BINACLE, a wooden case or box, which contains the compasses, log-glasses, watch-glasses, and lights to shew the compass at night.
As this is called bittacle in all the old sea-books, even by mariners, it appears evidently to be derived from the French term habitacle, (a small habitation) which is now used for the same purpose by the seamen of that nation.
The Binacle (plate [I]. fig. 4.) is furnished with three apartments, with sliding shutters: the two side ones, a b, have always a compass in each, d, to direct the ship’s way, while the middle division, c, has a lamp or candle, with a pane of glass on either side to throw a light upon the compass in the night, whereby the man who steers may observe it in the darkest weather, as it stands immediately before the helm on the quarter-deck.
There are always two binacles on the deck of a ship of war, one being designed for the man who steers, and the other for the person who superintends the steerage, whose office is called conning, or cunning.

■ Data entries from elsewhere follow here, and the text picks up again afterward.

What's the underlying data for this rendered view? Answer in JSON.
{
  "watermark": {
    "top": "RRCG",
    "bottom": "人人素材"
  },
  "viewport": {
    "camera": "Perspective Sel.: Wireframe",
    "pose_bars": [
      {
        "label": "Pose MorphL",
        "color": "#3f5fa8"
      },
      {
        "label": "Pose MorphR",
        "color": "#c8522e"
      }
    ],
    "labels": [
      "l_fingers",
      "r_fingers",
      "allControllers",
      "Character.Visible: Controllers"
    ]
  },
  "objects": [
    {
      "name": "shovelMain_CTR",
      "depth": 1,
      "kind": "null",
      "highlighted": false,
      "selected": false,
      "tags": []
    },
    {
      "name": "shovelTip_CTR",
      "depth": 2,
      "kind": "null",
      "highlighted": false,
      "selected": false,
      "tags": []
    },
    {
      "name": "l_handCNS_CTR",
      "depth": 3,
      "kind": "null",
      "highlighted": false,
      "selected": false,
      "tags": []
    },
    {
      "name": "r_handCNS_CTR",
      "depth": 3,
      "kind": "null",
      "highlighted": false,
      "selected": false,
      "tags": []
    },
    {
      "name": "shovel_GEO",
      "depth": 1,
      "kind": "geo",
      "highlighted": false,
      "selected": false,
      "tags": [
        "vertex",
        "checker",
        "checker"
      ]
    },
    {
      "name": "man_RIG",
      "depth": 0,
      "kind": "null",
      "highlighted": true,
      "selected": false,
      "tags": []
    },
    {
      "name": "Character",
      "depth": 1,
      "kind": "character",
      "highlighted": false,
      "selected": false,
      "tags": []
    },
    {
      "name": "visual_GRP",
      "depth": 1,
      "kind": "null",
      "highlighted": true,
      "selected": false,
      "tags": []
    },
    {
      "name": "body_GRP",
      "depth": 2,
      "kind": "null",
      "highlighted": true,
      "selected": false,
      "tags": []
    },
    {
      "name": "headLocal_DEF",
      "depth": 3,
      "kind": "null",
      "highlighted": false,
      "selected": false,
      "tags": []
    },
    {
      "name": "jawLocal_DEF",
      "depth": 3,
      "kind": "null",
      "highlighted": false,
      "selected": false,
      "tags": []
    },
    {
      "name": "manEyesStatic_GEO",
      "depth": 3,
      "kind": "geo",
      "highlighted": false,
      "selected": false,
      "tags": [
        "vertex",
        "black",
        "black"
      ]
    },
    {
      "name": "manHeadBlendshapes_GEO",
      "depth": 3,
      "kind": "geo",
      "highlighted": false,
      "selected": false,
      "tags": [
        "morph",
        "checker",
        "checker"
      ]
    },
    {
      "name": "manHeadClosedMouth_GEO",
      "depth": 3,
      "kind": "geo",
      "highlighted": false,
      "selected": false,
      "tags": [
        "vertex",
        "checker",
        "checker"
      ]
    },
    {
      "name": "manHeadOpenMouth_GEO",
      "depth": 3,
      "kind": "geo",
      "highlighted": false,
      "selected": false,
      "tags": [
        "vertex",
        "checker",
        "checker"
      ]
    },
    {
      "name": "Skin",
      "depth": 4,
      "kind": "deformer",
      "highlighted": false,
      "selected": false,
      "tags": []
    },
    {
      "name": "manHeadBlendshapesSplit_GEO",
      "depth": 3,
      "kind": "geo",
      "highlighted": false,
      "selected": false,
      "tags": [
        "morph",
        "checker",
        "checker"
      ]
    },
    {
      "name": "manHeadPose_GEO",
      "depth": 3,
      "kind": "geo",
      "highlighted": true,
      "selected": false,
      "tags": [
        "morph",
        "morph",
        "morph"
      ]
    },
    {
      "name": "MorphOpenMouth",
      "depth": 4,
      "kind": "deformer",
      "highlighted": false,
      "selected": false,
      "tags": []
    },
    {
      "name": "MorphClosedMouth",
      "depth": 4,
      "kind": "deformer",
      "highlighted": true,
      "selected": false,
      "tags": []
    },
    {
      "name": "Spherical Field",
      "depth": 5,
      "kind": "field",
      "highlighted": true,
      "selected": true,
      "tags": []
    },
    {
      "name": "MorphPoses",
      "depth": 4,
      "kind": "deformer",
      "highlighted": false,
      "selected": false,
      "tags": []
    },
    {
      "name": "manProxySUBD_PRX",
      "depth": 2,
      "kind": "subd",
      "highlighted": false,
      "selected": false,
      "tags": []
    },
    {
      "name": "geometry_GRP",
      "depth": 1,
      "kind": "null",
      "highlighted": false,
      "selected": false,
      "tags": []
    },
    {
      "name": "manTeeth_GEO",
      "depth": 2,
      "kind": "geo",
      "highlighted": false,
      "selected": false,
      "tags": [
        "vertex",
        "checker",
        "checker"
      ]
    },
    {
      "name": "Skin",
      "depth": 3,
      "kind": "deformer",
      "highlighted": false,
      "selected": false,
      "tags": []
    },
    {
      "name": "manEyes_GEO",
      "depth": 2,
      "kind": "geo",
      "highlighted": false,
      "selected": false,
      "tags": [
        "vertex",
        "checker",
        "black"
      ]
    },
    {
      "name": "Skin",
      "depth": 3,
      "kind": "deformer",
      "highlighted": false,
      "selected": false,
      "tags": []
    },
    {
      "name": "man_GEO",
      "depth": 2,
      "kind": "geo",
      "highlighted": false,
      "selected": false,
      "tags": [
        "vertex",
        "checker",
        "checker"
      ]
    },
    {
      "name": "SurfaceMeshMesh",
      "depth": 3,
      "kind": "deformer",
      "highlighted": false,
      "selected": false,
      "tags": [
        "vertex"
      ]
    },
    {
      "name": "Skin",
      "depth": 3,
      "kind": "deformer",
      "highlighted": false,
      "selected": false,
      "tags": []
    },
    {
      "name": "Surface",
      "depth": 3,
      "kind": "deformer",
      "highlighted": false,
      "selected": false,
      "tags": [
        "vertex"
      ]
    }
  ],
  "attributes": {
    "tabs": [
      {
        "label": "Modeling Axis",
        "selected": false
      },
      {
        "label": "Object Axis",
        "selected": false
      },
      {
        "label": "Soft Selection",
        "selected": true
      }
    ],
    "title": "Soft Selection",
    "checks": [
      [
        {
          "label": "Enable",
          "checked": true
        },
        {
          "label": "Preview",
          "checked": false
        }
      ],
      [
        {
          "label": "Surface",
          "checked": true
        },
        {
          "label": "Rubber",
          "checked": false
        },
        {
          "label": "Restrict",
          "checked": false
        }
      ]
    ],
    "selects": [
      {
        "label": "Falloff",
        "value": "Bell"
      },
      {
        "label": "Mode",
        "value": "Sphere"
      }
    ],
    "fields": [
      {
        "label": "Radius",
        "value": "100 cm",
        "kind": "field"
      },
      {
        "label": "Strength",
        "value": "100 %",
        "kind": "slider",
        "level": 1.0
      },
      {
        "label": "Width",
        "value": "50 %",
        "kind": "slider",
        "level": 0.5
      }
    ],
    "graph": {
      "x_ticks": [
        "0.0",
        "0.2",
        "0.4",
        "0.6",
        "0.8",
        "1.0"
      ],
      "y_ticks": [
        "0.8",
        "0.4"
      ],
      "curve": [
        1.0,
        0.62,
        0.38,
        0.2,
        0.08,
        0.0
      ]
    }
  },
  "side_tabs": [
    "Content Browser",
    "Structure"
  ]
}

BIRTH, or Berth, eviteé, the station in which a ship rides at anchor, either alone or in a fleet; or the distance between the ship and any adjacent object; comprehending the extent of the space in which she ranges at the length of her cables; as, she lies in a good birth, i. e. in a convenient situation, or at a proper distance from the shore and other vessels; and where there is good anchoring-ground, and shelter from the violence of the wind and sea.
Birth, appartement, also signifies the room or apartment where any particular number of the officers or ship’s company usually mess and reside. In a ship of war there is commonly one of these between every two guns.
To BITE, mordre, to hold fast in the ground; expressed of the anchor.
BITS, bittes, (bitol, Sax.) a frame composed of two strong pieces of timber, fixed perpendicularly in the fore-part of a ship, whereon to fasten her cables as she rides at anchor. See b b, Pieces of the Hull.
These pieces being let down through square mortises cut in the decks above and below, are bolted and fore-locked to the ship’s beams. There are several bits in a ship, the principal of which are those for the cables: their upper ends commonly reach about four or five feet above the lower deck, over which the cable passes. They are supported on the fore part by strong standards; one arm of which is bolted to the deck, and the other to the bits: and on the after part is fixed a strong beam of timber, g, (plate [I]. Pieces of the Hull) parallel to the deck, and at right angles with the bits, to which it is bolted and forelocked. The ends of this beam, which is called the cross-piece, reach about two or three feet beyond the bits, whose upper-ends are nearly two feet above the cross-piece. The cable being passed once round about these bits, may be gradually slackened at pleasure; without which it would be impossible to prevent it from running out with the utmost rapidity, when the ship rides a great strain, which is always the case in a storm, or an impetuous tide. In ships of war there are usually two pair of cable bits, and when they are both used at once, the cable is said to be double-bitted. The plan of the bits, with their cross-pieces and standards, are represented in Plate [III]. where b b are the bits, e their standards, and g the cross-piece.
To Bit the cable, is to put it round the bits, in order to fasten it, or slacken it gradually, which last is called veering away.